The U.S. Ambassador to the UN, Susan Rice, told the UNGA that:

    last month the United States disrupted a terrorist plot to assassinate the ambassador of Saudi Arabia to the United States. This plot did more than just target the ambassador of a single country. It struck at one of the most sacred principles governing relations among states: the safety and protection of diplomats. Every single member of the international community has an interest in forcefully condemning such heinous acts. Given the nature of this plot, it cannot be seen as just a simple criminal act. Attacks on internationally protected persons have long been understood as emblematic acts of international terrorism. The United States therefore strongly supports and cosponsors Saudi Arabia’s draft resolution to deplore this plot. This resolution will send the message that attacks on internationally protected persons are unacceptable. While this resolution expresses our collective abhorrence at the known details of the plot, it also restates and reinforces principles that are essential to the functioning of diplomacy. It is a measured and appropriate response. A fair and transparent judicial process is now underway in the United States to prosecute one person arrested in connection with this plot. If adopted, this resolution will directly support that process by promoting international cooperation to bring to justice all those who are responsible. In the meantime, we cannot let this plot go unanswered. To do so would suggest that acts like these are within the bounds of acceptable behavior to resolve international conflicts“.

Ambassador Rice’s remarks are posted here. She did not mention Iran by name…

U.S. Politician “Mitt Romney: IF WE REELECT BARACK OBAMA, IRAN WILL HAVE A NUCLEAR WEAPON”

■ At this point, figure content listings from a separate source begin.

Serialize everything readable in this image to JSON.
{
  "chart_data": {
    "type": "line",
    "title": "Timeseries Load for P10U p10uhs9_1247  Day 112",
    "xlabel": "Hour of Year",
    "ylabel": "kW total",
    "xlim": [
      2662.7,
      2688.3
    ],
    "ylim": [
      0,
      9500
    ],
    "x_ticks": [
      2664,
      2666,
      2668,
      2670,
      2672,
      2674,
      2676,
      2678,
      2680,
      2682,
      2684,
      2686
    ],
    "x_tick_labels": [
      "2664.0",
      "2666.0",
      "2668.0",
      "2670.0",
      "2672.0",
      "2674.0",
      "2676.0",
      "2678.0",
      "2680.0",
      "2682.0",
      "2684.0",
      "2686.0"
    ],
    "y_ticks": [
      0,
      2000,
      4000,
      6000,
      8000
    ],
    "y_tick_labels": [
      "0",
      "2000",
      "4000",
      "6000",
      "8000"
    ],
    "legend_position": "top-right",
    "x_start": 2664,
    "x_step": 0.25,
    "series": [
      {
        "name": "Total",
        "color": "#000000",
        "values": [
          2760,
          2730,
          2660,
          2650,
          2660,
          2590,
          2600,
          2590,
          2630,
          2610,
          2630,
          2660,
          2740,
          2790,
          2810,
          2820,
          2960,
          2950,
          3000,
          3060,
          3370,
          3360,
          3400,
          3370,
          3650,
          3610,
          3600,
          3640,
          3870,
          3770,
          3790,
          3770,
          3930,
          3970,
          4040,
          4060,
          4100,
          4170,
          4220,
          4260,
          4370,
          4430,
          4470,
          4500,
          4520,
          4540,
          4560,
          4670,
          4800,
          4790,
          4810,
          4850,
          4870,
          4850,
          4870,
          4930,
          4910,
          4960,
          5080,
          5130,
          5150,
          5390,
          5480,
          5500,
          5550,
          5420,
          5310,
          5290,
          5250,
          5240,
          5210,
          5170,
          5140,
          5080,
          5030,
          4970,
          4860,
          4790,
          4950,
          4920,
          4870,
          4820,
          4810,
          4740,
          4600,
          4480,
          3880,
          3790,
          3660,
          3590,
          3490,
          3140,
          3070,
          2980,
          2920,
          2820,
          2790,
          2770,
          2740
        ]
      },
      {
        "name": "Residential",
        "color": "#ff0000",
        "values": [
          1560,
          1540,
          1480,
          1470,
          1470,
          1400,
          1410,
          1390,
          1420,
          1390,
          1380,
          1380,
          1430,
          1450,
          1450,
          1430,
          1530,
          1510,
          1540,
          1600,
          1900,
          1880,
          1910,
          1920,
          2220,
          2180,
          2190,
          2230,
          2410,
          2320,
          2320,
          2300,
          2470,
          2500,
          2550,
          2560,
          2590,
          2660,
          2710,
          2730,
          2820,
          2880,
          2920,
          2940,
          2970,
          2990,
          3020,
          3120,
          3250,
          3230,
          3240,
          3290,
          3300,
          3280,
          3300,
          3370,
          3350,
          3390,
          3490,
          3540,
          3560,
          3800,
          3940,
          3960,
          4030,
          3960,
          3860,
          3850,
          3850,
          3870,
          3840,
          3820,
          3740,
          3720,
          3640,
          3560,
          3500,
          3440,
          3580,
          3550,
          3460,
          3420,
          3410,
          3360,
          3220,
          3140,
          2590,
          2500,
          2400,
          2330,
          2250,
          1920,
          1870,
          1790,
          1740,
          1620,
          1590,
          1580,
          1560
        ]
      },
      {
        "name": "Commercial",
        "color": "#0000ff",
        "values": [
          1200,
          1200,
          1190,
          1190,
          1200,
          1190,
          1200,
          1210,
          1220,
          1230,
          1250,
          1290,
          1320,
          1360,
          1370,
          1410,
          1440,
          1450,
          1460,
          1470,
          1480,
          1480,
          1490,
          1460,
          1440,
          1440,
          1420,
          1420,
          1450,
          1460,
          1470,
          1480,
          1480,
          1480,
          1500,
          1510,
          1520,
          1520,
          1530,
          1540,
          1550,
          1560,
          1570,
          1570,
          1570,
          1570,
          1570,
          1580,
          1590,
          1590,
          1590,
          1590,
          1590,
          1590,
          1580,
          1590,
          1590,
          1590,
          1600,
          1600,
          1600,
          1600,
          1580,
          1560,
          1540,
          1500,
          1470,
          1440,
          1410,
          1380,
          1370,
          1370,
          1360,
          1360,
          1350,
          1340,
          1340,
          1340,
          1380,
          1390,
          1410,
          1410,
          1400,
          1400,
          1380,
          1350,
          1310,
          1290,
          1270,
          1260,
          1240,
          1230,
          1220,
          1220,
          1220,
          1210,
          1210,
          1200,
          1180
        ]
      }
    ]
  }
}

But, in Washington after the UNGA vote, the White House Press Secretary said “The widespread support for this resolution, which was co-sponsored by UN members from all regions of the world, sends a strong message to the Iranian government that the international community will not tolerate the targeting of diplomats. We will continue to work closely with our allies and partners around the world to ensure that Iran understands that such outrageous acts only deepen Iran’s isolation”. This statement is posted here.

UPDATE: In his comment in The New Yorker on 18 November, Seymour Hersh reported on a public American political debate in which “Iran figured prominently.  Hersh wrote that: Mitt Romney called the state of Iran’s nuclear program Obama’s ‘greatest failing, from a foreign-policy standpoint’ and added, ‘Look, one thing you can know … and that is if we reëlect Barack Obama Iran will have a nuclear weapon’.”

Whatever that means…[it is ambiguous, no?]

Meanwhile, Matthew Lee of Inner City Press [@innercitypress] has Tweeted that “At #UN As US @AmbassadorRice Lauds #Saudi Plot GA Vote, Not Only the Veto but Abstentions by #IBSA [India, Brazil, South Africa] Blocked #UNSC Action”

He has written a blog post about this, published here, in which he argues that “While 106 countries voted in favor, 40 abstained, including Security Council members India, Brazil and South Africa, and the nine voting no connoted a veto in the Security Council. Considering these votes of major nations, the vote was not as ‘overwhelming’ as the resolution’s proponents made out. It seems to explain why they went to the General Assembly and not the Security Council”.